Well, I have here some little information about your problem recipes. Hope you will like this little information I will post here.

* Cookies & Cannabutter:*
1 package of Betty Crocker chocolate chip cookie dough mix
1 egg
2 sticks of butter
1/4 ounce of some dank
pantyhose
crockpot
baking sheet
glass of milk

*Cannabutter*:
1. Melt down 2 sticks of butter in a 2 qt. crock pot ($10 at Wal Mart)
2. Put 1/4 of finely ground up bud in the butter and stir in until all of the bud is fully submerged.
3. Let sit for 8 to 10 hours, while stirring every 30 minutes or hour.
4. Once bud & butter are cooked up, cut pantyhose to fit a cup or piece of Tupperware, while making sure there's a little pocket left in the center.
5. Pour the butter/bud mixture into that cup and make sure all of the bud ends up in there.
6. Once poured, carefully undo the pantyhose and squeeze the excess butter out of the bud that's in that "pocket." (I poured it through pantyhose twice, but one time is fine)

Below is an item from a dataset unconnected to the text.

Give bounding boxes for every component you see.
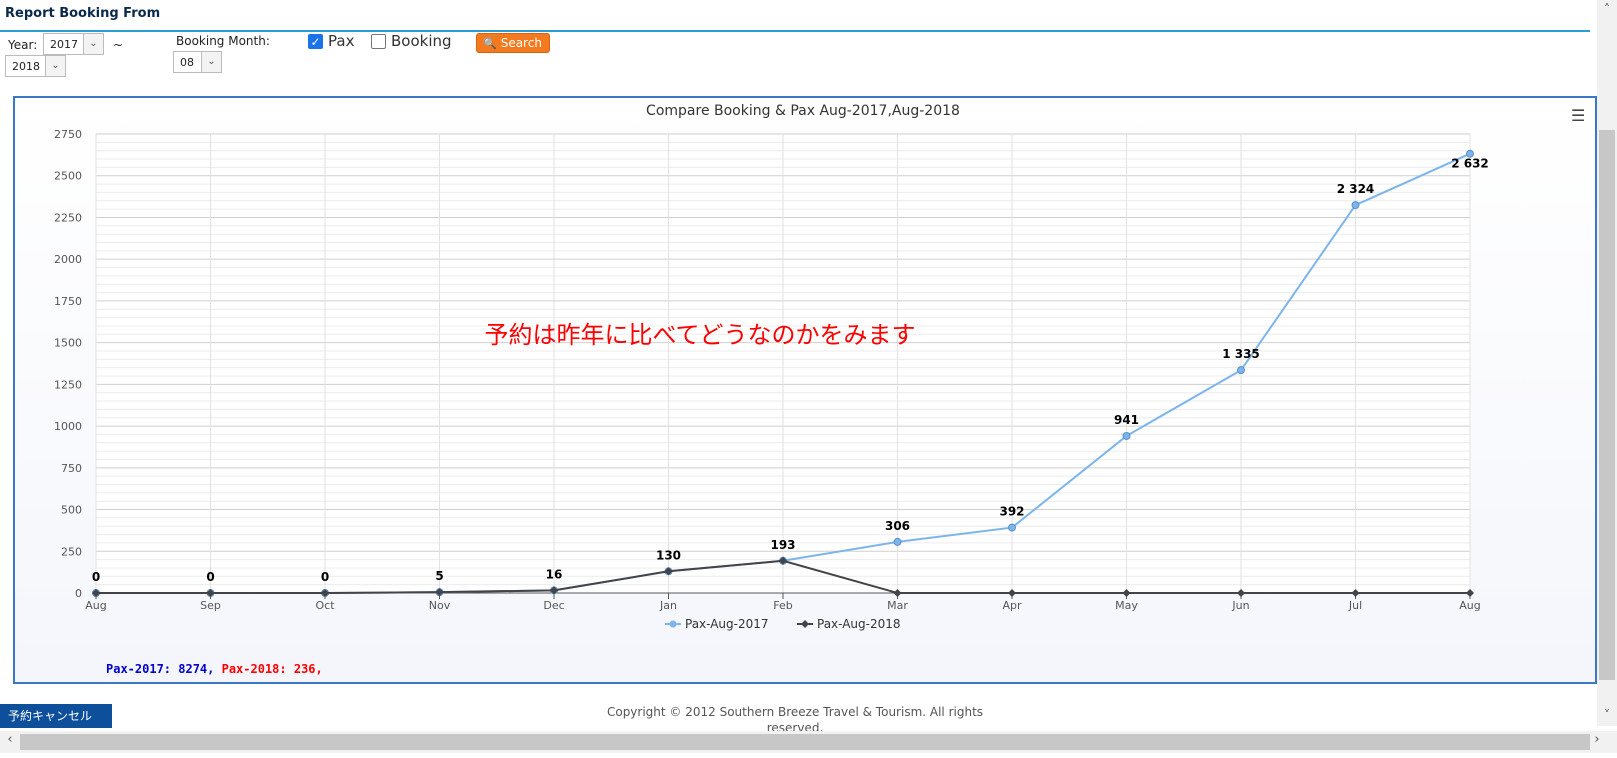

Before you start the cookies, pour 1 stick (1/2 cup of melted butter) into a piece of Tupperware, and place in the fridge to let it solidify. (The solidification takes a couple of hours f.y.i.) 

*Cookies*:
1. Preheat oven to 320 degrees.
2. Mix 1 egg, 1 stick (1/2 cup of the melted cannabutter), and cookie dough mix in a bit bown.
3. Place foil on pan(s), and portion the dough out onto the pan(s) roughly 2 inches apart. (The bag says it makes 3 dozen 2 inch cookies, but I only got 18 out of it. My cookies were closer to 3 or 3 1/2 inches, and super fat)
4. Bake for 10 minutes on 320.
5. Take out, and pull foil sheets off of hot pans and let the cookies sit on the foil, for roughly 5 minutes to cool.
6. Pour glass of milk,


----------



## hummbling (Mar 21, 2010)

joshuadavid21 said:


> Well, I have here some little information about your problem recipes. Hope you will like this little information I will post here.
> 
> *Cookies & Cannabutter:*
> 1 package of Betty Crocker chocolate chip cookie dough mix
> ...


 
Good job! That sounds great. So how many grams per 12 cookies is that? .625 or better?


----------



## KaleoXxX (Mar 21, 2010)

you should go out and get a quarter of reggs and save most of that decent weed for smoking, maybe put a little in the cannabutter mix. also if you know any growers who just harvested, buying trim and fan leafs off of them ($20 oz is reasonable, they usually just throw it away) it can add more product to your cannabutter recipe


----------



## Dankdaisy (Jul 11, 2010)

Just tried the recipe and they came out looking good, i used a gram of hash oil instead of trim.I just ate one and a half,just gotta wait to see how potent they are.Im hopeful  ill post a reply on how baked i am ha ha.


----------



## Dankdaisy (Jul 12, 2010)

*So...i got impatient and after an hour of not feeling anything, i ate another cookie.haha 2 1/2 in total...a couple hours later i was floored!i smoke everyday several times a day and i have to say these cookies were bomb!!!very helpful, definitely gonna be making them again...maybe even try a brownie recipe...anyone know any brownie recipes that use melted butter?....thanks!*


----------